The former school chancellor of Washington, D.C., Michelle Rhee, who campaigned against tenure as early as 2007, has made abolishing it a cornerstone of a new advocacy group, Students First, which has advised the governors of Florida, Nevada and New Jersey.
All are Republicans, but Ms. Rhee, a Democrat, insisted that the movement was bipartisan.
“There’s a willingness to confront these issues that has never before been in play,” she said, noting that some influential Democratic mayors, including Cory A. Booker in Newark and Antonio R. Villaraigosa in Los Angeles, have also called for making it easier to dismiss ineffective teachers.
Everyone has been a student in a classroom where a teacher at the front of that classroom should never have enetered the profession. And everyone also knows a horror story about a teacher who, in their view, did not deserve tenure. As a former, now retired, member of the O.S.S.T.F. (the Ontario Secondary School Teachers' Federation, the union for high school teachers in Ontario), over a twenty-plus year career in private and public schools in Ontario, I am also aware of the names of teachers who needed to be retired, removed, or terminated. And the reasons are as diverse as are the reasons for supporting a policy of tenure.

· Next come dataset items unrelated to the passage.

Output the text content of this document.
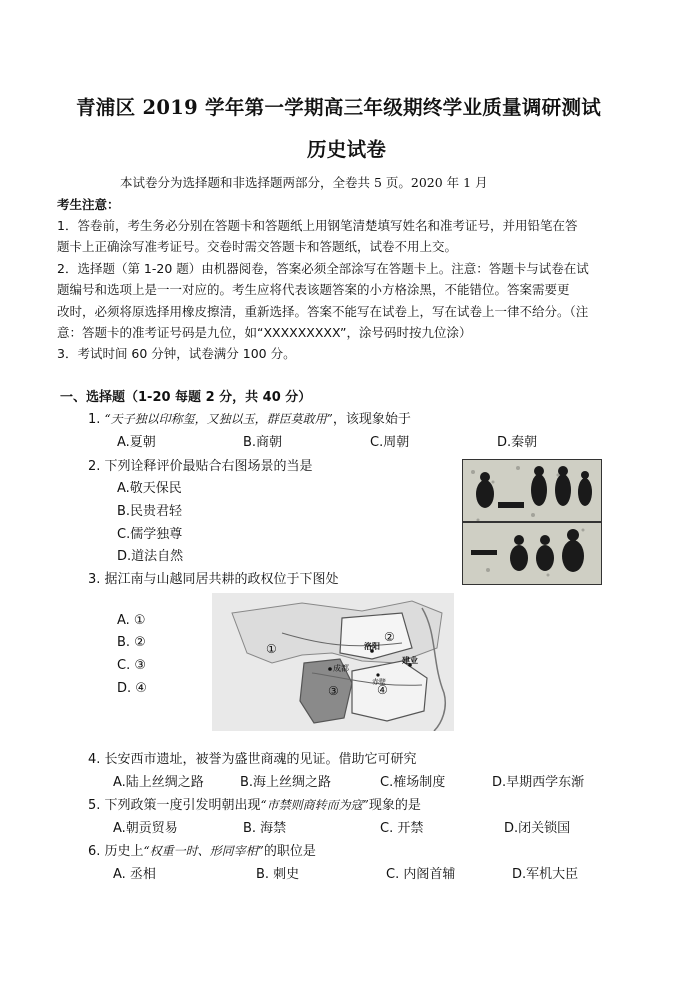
青浦区 2019 学年第一学期高三年级期终学业质量调研测试
历史试卷
本试卷分为选择题和非选择题两部分，全卷共 5 页。2020 年 1 月
考生注意：
1．答卷前，考生务必分别在答题卡和答题纸上用钢笔清楚填写姓名和准考证号，并用铅笔在答
题卡上正确涂写准考证号。交卷时需交答题卡和答题纸，试卷不用上交。
2．选择题（第 1-20 题）由机器阅卷，答案必须全部涂写在答题卡上。注意：答题卡与试卷在试
题编号和选项上是一一对应的。考生应将代表该题答案的小方格涂黑，不能错位。答案需要更
改时，必须将原选择用橡皮擦清，重新选择。答案不能写在试卷上，写在试卷上一律不给分。（注
意：答题卡的准考证号码是九位，如“XXXXXXXXX”，涂号码时按九位涂）
3．考试时间 60 分钟，试卷满分 100 分。
一、选择题（1-20 每题 2 分，共 40 分）
1. “天子独以印称玺，又独以玉，群臣莫敢用”，该现象始于
A.夏朝	B.商朝	C.周朝	D.秦朝
2. 下列诠释评价最贴合右图场景的当是
A.敬天保民
B.民贵君轻
C.儒学独尊
D.道法自然
3. 据江南与山越同居共耕的政权位于下图处
A. ①
B. ②
C. ③
D. ④
①
②
③	④
洛阳
成都
建业
赤壁
4. 长安西市遗址，被誉为盛世商魂的见证。借助它可研究
A.陆上丝绸之路	B.海上丝绸之路	C.榷场制度	D.早期西学东渐
5. 下列政策一度引发明朝出现“市禁则商转而为寇”现象的是
A.朝贡贸易	B. 海禁	C. 开禁	D.闭关锁国
6. 历史上“权重一时、形同宰相”的职位是
A. 丞相	B. 刺史	C. 内阁首辅	D.军机大臣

First, it is tragic that the American education system is now calling on this deep reservoir of resentment against tenure, at a time when both the performance of students is at an all-time low and the pressures of budget cuts are at an all-time high.Also at an all-time low is the public reputation of labour unions. It is far too easy and far to glib to point the gun at the tenure policy, as one of the most important remedies of the system. It is one of the issues that require address, but certainly not the only one.
While there is research that links student performance to teacher performance, the question of how to evaluate a teacher's performance has been a significant conundrum for decades. Let's look at some of the variables that constitute teacher performance:
- subject knowledge and enthusiasm
- preparation of detailed lesson plans
- outline of specific expectations for students
- classroom management and organization
- capacity and skill to motivate students' learning
- student enrolment and evaluation patterns
- student performance on examinations, tests and assignments
- continuing scholarship and peer leadership
- integration into both the school community and the local neighbourhood
- respect for and from students of all backgrounds, interests and abilities
- mental, emotional and physical health and wellness including the capacity to withstand social and political pressures
- examplary role model for students intellectually, socially, culturally, and relationally
Another variable is the quality of the evaluator(s) and their perspective on the teacher being evaluated and the relative importance of each criterion. There is, and has always been, a significant degree of subjectivity in evaluation of teacher performance.
In the days of provincial examinations for graduating students English essays were submitted to various "markers" at the same ecaluation session, and the grades ranged from A to F on the same essay. Similarly, a teacher's grade will depend on the quality, consistency, reliability and veracity of the evaluation process.
And to reduce the process to some kind of exclusively objective evaluation is to completely miss the point of the exercise.